关键词: 橙皮油素, 摄食, 胰岛素样生长因子结合蛋白, 过氧化物酶体增殖物激活受体α, 肝脏, 大脑

Abstract: The aim of this study was to investigate the influence of auraptene (AUR) on food intake in mice and its mechanism. Mice were randomly divided to three groups including control group, 2 μmol/kg AUR group and 1 μmol/kg AUR group. AUR was continuously given by oral gavage for 2 weeks to measure the cumulative food intake of the mice, the expression of insulin-like growth factors (IGFs) in serum, liver and hypothalamus, insulin-like growth factor-binding proteins (IGFBPs) in liver, proopiomelanocortin (POMC) in hypothalamus. The levels of mRNA and protein of carnitine palmitoyltransferase 1A (CPT1A) as a peroxisome proliferator-activated receptor α (PPARα) target gene were also tested. The results showed that AUR promoted food intake in mice in a concentration-dependent manner, inhibited the expression of POMC (P<0.01), significantly promoted the expression of IGFBP-1 in liver (P<0.01), and significantly reduced the content of IGF-1 in serum and hypothalamus (P<0.01), but did not effect on IGF-1 in liver (P>0.05).
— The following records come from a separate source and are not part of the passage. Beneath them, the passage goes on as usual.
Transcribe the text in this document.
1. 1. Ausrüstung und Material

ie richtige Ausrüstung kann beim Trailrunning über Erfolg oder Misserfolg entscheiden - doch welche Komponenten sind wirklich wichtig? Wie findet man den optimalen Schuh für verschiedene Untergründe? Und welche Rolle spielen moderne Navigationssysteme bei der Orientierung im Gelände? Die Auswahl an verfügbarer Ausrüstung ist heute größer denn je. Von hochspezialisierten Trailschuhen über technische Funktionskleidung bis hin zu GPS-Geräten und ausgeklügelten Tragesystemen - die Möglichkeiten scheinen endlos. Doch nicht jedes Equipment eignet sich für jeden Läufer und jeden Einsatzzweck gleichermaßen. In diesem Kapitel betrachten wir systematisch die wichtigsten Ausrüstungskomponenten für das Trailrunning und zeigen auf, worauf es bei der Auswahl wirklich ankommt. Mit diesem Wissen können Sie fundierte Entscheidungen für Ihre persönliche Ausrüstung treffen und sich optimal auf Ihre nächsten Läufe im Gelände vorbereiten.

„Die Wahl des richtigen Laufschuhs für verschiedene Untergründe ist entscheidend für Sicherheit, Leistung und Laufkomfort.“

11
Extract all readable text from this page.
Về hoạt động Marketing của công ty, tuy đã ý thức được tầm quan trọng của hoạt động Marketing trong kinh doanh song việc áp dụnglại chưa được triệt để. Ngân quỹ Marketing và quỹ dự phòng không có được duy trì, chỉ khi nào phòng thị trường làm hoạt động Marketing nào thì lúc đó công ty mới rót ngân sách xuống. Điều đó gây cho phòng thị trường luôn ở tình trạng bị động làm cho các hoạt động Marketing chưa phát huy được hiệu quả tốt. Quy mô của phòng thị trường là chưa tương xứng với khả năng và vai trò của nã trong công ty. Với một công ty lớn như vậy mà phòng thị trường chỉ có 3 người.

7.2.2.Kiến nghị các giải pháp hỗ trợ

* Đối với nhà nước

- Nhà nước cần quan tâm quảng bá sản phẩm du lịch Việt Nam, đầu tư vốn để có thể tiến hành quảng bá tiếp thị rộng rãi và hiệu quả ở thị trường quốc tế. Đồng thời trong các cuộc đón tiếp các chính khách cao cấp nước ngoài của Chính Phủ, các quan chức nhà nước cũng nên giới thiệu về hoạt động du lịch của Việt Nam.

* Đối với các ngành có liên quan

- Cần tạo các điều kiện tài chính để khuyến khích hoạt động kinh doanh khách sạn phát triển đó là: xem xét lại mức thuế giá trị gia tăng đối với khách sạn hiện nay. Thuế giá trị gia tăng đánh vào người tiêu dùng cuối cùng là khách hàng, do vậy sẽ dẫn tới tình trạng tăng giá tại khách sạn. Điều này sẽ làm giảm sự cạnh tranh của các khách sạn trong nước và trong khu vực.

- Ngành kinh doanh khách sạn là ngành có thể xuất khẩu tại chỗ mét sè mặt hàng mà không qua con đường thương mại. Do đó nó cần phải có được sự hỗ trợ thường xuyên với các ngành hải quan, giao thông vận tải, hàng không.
Meanwhile, AUR significantly increased the expression of CPT1A in liver (P<0.01). In summary, these findings suggested that AUR could significantly promote food intake in mice. The main mechanism was that AUR promoted food intake in mice because of increasing the expression of IGFBP-1 in liver by PPARα activation, which bound the free IGF-1 in serum to decrease IGF-1 in hypothalamus and inhibit the expression of POMC.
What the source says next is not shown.